15 Quand les frères de Joseph virent que leur père était mort, ils dirent: Si Joseph nous prenait en haine, et nous rendait tout le mal que nous lui avons fait !  16 Et ils firent dire à Joseph: Ton père a donné cet ordre avant de mourir:  17 Vous parlerez ainsi à Joseph: Oh ! pardonne le crime de tes frères et leur péché, car ils t’ont fait du mal ! Pardonne maintenant le péché des serviteurs du Dieu de ton père ! Joseph pleura, en entendant ces paroles.  18 Ses frères vinrent eux-mêmes se prosterner devant lui, et ils dirent: Nous sommes tes serviteurs.  19 Joseph leur dit: Soyez sans crainte; car suis-je à la place de Dieu ?  20 Vous aviez médité de me faire du mal: Dieu l’a changé en bien, pour accomplir ce qui arrive aujourd’hui, pour sauver la vie à un peuple nombreux.  21 Soyez donc sans crainte; je vous entretiendrai, vous et vos enfants. Et il les consola, en parlant à leur coeur.

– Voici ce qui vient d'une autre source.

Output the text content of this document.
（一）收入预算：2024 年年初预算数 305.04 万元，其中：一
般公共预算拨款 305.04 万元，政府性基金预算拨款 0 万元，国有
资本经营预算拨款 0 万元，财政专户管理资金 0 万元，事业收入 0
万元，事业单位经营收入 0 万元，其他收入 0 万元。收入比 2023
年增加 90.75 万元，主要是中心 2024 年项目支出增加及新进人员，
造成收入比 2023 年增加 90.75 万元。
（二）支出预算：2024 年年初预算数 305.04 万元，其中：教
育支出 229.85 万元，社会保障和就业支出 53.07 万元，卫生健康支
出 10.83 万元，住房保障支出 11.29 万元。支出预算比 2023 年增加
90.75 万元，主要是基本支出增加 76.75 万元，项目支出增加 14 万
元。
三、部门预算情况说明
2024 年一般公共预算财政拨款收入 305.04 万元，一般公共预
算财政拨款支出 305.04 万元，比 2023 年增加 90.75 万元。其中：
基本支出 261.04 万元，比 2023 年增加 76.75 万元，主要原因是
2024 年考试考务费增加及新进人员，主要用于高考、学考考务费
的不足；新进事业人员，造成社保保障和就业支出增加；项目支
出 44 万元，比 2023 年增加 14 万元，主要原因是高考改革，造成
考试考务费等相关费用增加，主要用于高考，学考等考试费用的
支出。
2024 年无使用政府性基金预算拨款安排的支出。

Chers frères et sœurs, le gouvernement de notre Église est installé. Le moment est donc venu de prononcer le discours de théologie générale. Cela se fait dans un temple où la configuration est bien particulière. En effet, face à moi se tiennent trois blocs. Chose curieuse, qui aura de quoi en laisser plus d’un songeur, le nombre de sièges dans le bloc central est exactement égal à la somme des sièges sur l’aile droite et sur l’aile gauche.

Je me présente à vous, ce matin, avec un message qui peut se résumer en trois mots qui expriment le cœur de la théologie qui va irriguer cette communauté : la grâce, la grâce, la grâce.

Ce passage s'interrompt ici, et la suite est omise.